Part two of the letter......
Towards the end of the time that I wrote the majority of my poetry, I began to shave my head. I always lit a candle for D., and I would begin a sort of ritual in which I would slowly, carefully begin to shave away all my hair. For some reason it seemed to make me feel new and clean. Sometimes I would even find some old memories I thought I had forgotten. When I was done shaving, I could blow out the candle, and go to sleep feeling totally relaxed and good about my life. The next day I would wake up with a positive outlook on life, one that I had been struggling to see for quite some time.
A few months later, I began to read about meditation and the ways to be at peace with your existence. Occasionally I tried to meditate, and it seemed to help me focus my thoughts on nothing, and just relax. Eventually I got to the point where I could bring myself to a level where all I had to do was to simply breathe. At last I was beginning to understand my inner peace. I then began to get curious about this religion that brought me this meditation. I started to read about Buddhism and the Buddhist belief system. It wasn't hard for me to relate to the words I was reading, and the feelings they portrayed.

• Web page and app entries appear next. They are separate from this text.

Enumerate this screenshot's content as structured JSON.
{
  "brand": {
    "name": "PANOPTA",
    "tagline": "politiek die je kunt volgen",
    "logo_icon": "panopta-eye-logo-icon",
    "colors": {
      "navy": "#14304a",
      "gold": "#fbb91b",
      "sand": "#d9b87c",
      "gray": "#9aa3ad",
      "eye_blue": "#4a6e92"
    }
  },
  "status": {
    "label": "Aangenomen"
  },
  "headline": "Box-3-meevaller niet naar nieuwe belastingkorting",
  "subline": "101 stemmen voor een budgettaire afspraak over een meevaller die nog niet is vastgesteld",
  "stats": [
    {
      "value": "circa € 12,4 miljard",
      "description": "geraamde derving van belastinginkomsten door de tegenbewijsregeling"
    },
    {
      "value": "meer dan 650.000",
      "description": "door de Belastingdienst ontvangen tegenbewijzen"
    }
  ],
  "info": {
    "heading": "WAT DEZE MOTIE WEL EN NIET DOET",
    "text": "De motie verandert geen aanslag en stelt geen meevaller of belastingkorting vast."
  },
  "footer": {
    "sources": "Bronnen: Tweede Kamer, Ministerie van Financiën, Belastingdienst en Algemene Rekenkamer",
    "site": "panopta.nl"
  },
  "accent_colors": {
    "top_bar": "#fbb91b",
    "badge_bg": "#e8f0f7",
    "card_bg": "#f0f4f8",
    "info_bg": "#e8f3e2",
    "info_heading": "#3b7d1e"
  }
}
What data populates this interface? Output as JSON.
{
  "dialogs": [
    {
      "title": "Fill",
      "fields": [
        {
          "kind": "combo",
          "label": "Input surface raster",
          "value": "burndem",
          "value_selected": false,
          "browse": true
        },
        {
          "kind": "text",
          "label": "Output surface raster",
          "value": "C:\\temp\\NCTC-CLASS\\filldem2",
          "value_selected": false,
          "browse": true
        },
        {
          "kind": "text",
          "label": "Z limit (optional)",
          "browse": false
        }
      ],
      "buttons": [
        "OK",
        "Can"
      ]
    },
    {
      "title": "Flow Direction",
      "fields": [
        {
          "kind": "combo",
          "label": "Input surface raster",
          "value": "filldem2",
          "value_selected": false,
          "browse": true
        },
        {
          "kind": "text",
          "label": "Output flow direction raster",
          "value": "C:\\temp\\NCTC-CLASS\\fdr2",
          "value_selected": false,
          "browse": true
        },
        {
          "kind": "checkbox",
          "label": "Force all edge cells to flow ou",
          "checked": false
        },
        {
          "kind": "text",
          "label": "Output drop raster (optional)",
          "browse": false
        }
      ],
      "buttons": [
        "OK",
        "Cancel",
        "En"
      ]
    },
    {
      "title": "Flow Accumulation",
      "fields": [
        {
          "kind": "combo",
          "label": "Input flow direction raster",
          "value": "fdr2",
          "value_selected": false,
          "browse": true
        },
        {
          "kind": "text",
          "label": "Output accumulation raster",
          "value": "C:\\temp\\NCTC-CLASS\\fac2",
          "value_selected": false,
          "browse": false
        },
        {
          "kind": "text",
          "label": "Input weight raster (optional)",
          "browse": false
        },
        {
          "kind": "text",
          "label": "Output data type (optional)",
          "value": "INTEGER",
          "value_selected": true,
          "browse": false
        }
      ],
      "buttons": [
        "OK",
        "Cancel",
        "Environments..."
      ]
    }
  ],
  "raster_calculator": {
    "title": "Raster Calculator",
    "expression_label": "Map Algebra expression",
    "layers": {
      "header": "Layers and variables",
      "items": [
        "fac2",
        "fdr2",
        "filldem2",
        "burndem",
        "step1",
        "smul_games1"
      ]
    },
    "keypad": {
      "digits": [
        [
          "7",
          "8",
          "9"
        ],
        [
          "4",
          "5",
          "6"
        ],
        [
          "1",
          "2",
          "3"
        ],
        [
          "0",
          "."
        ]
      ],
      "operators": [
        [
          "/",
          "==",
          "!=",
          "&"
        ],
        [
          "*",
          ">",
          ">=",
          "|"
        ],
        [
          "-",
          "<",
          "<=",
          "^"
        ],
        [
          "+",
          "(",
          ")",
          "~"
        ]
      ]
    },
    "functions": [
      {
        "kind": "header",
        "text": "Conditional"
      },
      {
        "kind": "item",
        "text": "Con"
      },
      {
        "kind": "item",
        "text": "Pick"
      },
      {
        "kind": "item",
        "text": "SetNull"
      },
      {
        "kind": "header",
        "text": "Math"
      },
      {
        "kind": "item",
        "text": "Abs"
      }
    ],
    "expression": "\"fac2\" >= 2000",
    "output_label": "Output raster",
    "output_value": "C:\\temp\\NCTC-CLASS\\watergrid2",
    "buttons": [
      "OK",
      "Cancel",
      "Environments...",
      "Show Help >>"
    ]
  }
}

Over the last couple of years, my belief in Jesus has slowly dwindled away to nothing. A couple of weeks ago I kneeled down to my knees, lit a candle for D., and offered one last and final prayer to Jesus. I asked him to forgive me if I was wrong, but I had to do what I felt was right. I had lost my faith in him, and I needed to find faith in something else. I just wasn't able to believe that he took D. away from us and I wouldn't be able to find out why. I needed some answers about why we are here and why we leave, and what we are supposed to do in the meantime. I couldn't find the answers through Christianity, but I did find relief in Buddhism.
I feel as if I have dropped a huge boulder off of my shoulders, and also from the bottom of my heart. I have confessed and acknowledged to myself that I am now a Buddhist. People may wonder how or why, but that is all irrelevant. In fact, the only change others may be able to detect is the more frequent smile on my face, and the lack of hair on my head, but to me the changes on the inside are tremendous.

3 comments:
so do you still shave your head for the same reasons?
No. Now i do it because it just looks so darn good!
We are all defined by our experiences. I feel like I'm only shaped by lots of small ones. I've always been curious what I would be like (and hopefully for the better) if I were shaped by a big life experience. Great blog and journey!! Keep posting!